ISSJは、日本で実親に育てられるべき子どもが、安易に国際養子縁組をすることがないように、出来る限り実親が子どもを育てるための援助をする方針をとっている。実親の養育が不可能な場合には、まず日本国内で養親を求めるために児童相談所などの関係機関と連携をとる。その次に国際養子縁組を考えるが、養親家庭を選ぶ際は子どもの人種的、民族的背景、障害など、そのニーズや実親のバックグラウンドなども考慮に入れ、子どもにとって最善の利益となる家庭を選ぶことが原則である。養子縁組には専門ワーカーによる細心の配慮が必要であるが、2国間あるいは3国間での国際養子縁組では、さらにワーカーの専門性が必要とされるところである。
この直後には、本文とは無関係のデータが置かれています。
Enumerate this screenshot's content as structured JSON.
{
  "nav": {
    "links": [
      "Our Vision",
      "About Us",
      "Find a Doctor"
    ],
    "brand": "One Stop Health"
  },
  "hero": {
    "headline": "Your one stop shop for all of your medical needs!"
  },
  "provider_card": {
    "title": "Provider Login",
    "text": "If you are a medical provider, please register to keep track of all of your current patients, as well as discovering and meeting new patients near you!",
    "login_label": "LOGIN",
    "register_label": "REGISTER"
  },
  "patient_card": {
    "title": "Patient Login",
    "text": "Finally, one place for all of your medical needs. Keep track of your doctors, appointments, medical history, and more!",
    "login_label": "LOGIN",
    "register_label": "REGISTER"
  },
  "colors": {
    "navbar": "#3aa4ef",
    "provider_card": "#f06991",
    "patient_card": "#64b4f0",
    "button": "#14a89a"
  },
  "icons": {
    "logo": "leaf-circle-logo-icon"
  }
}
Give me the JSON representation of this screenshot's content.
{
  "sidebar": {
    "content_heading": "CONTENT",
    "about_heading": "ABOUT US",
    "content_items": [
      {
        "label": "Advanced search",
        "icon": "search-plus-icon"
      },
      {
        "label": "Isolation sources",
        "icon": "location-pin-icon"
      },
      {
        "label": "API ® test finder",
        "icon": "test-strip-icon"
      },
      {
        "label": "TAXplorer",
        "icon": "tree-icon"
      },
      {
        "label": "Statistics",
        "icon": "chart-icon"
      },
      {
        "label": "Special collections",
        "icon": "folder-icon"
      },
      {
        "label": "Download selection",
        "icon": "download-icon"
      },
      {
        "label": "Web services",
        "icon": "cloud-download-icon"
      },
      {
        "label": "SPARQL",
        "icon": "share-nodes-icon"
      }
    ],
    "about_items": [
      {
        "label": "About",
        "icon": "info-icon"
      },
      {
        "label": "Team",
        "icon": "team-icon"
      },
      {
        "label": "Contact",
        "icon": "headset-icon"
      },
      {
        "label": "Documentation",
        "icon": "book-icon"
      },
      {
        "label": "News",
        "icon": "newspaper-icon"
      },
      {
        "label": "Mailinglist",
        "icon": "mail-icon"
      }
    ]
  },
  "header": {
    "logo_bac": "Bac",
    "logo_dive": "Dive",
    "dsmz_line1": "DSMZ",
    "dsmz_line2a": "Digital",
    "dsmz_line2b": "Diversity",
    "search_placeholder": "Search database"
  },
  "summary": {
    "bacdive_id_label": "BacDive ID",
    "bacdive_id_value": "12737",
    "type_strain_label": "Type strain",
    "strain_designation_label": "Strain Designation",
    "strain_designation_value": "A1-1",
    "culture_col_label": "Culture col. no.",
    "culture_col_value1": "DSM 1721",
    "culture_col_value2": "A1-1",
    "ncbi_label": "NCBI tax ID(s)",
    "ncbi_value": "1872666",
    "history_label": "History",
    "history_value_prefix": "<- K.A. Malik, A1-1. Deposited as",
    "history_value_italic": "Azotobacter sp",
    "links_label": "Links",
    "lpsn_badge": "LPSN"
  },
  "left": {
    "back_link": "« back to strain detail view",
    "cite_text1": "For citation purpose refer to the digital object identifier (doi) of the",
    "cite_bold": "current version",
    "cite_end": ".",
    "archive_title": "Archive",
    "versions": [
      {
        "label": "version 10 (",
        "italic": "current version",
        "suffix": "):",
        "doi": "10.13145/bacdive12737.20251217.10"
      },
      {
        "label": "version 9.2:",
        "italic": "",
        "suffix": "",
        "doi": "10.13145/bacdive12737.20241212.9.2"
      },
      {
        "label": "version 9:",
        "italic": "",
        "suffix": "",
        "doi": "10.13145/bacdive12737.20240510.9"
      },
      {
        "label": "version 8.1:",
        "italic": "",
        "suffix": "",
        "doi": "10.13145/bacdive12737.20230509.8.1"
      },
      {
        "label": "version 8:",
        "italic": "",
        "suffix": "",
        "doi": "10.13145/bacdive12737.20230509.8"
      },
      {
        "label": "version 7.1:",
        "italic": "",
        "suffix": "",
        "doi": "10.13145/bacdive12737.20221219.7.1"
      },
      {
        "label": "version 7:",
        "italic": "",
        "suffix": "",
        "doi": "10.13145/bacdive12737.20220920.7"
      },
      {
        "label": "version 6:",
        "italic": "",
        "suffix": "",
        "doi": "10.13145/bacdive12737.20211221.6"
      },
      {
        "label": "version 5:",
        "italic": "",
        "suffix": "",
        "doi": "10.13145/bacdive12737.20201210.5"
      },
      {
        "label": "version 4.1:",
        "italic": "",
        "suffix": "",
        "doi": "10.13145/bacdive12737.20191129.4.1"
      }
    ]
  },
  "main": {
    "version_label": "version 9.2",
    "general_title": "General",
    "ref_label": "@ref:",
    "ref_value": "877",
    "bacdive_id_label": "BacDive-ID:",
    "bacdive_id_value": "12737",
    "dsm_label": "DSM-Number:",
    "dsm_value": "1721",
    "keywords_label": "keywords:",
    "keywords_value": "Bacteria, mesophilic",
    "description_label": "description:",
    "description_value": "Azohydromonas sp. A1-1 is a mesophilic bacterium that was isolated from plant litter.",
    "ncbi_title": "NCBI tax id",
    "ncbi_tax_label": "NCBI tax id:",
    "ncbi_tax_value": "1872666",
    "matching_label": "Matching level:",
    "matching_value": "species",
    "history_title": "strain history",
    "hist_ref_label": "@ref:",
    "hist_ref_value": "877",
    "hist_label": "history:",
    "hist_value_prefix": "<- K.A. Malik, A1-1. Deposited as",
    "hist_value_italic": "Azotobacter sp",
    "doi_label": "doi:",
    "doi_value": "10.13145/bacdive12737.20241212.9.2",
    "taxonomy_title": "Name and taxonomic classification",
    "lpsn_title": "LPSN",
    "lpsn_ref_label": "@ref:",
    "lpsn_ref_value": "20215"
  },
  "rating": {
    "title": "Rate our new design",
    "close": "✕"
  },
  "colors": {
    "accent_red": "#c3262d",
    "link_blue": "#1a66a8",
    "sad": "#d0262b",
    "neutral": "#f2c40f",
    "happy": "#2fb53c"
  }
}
すべての国際養子縁組は、関係する国の養子縁組法または国際養子縁組法、あるいは家族法に則して行われなければならない。そのためにISSJでは常に各国の関係する法律を研究する必要がある。このような研究、実践の経験に裏付けされた援助方法や法的な資料は、家庭裁判所、児童相談所、民間機関などへも貢献しえるものと考えている。
また、日本においてはまだ国際養子縁組法も制定されておらず、1993年制定のハーグ条約「国際養子縁組に関する子の保護及び協力に関する条約」に関しても批准していないなかで、ISSJが子どもの最善の利益のために国際養子縁組を着実に実践し続けていることは意味深いものと思われる。来日する外国人の増加に伴う国際結婚の増加、日系外国籍の人々の増加、また日本に入国する外国人の子どもの増加によるさまざまな形態の国際養子縁組の増加が現実の問題になっている。また、今後は急速なインターネットを通しての情報によって子どもが移動する危険性も予測される昨今、早急なる日本の国際養子縁組法の制定およびハーグ条約の批准が望まれるところである。